Answer:
Approximately [tex]0.110\; \rm mol[/tex].
Explanation:
Balanced equation for this reaction:
[tex]\rm PCl_5 + 4\; H_2O \to H_3PO_4 + 5\, HCl[/tex].
Look up the relative atomic mass of [tex]\rm H[/tex] and [tex]\rm Cl[/tex] on a modern periodic table:
Calculate the molar mass of [tex]\rm HCl[/tex]:
[tex]\begin{aligned}&M({\rm HCl}) \\ &= (1.008 + 35.45)\; \rm g \cdot mol^{-1} \\ &\approx 36.46\; \rm g \cdot mol^{-1}\end{aligned}[/tex].
Calculate the number of moles of molecules in that [tex]20.0\; \rm g[/tex] of [tex]\rm HCl[/tex]:
[tex]\begin{aligned}n &= \frac{m}{M} \\ &\approx \frac{20.0\; \rm g}{36.46\; \rm g \cdot mol^{-1}} \approx 0.549\; \rm mol\end{aligned}[/tex].

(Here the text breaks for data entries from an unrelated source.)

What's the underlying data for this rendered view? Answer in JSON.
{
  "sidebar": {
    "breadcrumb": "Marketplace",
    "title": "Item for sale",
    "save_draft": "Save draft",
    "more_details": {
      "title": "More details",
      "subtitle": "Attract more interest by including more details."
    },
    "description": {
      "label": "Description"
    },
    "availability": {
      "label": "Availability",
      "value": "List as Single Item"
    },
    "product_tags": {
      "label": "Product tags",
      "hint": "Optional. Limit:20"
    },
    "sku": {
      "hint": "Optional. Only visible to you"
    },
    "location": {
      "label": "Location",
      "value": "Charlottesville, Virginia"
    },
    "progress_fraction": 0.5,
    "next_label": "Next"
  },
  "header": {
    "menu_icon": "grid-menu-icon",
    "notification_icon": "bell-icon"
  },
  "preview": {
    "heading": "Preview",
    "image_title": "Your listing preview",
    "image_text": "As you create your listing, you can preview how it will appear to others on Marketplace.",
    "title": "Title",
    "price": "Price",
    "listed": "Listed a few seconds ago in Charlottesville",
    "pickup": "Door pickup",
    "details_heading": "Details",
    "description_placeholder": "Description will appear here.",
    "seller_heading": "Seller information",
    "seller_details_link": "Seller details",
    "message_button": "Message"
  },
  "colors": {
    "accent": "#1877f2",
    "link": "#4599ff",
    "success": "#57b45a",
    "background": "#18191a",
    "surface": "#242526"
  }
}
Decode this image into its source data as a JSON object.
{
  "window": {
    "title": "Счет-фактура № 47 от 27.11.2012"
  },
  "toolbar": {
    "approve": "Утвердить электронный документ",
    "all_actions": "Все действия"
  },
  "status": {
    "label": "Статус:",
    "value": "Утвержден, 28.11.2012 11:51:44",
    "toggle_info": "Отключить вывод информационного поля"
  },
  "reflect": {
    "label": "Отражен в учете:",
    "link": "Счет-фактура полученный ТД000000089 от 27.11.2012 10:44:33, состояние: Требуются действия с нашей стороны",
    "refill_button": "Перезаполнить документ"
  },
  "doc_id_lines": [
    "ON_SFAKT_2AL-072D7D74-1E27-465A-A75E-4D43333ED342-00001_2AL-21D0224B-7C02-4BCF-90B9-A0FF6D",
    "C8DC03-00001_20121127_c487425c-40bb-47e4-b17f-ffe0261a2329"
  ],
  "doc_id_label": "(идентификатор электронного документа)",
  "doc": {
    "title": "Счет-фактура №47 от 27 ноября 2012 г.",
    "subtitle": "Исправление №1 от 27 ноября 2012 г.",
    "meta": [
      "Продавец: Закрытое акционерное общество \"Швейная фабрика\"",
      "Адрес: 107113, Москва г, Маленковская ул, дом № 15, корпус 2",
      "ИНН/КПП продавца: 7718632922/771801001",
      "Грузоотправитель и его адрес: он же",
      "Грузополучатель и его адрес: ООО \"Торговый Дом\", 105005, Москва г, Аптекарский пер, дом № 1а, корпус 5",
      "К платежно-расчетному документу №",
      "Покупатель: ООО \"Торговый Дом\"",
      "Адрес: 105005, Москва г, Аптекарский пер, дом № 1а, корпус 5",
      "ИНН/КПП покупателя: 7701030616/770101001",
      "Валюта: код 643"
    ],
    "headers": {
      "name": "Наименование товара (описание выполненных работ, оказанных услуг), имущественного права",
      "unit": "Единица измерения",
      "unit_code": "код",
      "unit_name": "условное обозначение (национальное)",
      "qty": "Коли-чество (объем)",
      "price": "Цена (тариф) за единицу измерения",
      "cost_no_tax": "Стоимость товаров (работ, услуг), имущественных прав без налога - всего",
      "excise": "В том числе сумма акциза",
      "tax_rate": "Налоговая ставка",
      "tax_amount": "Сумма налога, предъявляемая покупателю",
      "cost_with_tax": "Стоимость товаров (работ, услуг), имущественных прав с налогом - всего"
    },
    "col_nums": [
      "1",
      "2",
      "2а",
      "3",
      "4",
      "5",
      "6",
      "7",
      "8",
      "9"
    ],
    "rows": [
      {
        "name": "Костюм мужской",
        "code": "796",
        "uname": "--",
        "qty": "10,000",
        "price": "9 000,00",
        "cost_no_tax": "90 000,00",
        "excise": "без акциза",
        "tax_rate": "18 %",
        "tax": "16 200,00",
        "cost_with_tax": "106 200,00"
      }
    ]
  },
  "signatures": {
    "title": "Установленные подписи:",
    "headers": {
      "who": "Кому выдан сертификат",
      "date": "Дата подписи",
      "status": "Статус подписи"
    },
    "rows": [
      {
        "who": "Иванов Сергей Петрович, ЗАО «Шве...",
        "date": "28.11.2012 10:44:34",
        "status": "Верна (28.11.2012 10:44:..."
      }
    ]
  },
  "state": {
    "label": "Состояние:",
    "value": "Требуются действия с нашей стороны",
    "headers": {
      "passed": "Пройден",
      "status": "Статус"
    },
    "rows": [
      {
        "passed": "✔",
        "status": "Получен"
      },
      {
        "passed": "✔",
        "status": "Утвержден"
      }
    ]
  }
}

In the balanced reaction, the coefficient of [tex]\rm H_3PO_4[/tex] and [tex]\rm HCl[/tex] are [tex]1[/tex] and [tex]5[/tex], respectively. The ratio between these two coefficients is:
[tex]\displaystyle \frac{n({\rm H_3PO_4})}{n({\rm HCl})} = \frac{1}{5}[/tex].
In other words, this reaction would produce five times as many [tex]\rm HCl[/tex] molecules as [tex]\rm H_3PO_4[/tex] molecules.
Calculation shows that in this question, approximately [tex]0.549\; \rm mol[/tex] of [tex]\rm HCl[/tex] molecules were produced. Calculate the number of moles of [tex]\rm H_3PO_4[/tex] molecules that were produced:
[tex]\begin{aligned}& n({\rm H_3PO_4}) \\ &= n({\rm HCl}) \cdot \frac{n({\rm H_3PO_4})}{n({\rm HCl})} \\ & \approx 0.549\; \rm mol \times \frac{1}{5} \approx 0.110\; \rm mol\end{aligned}[/tex].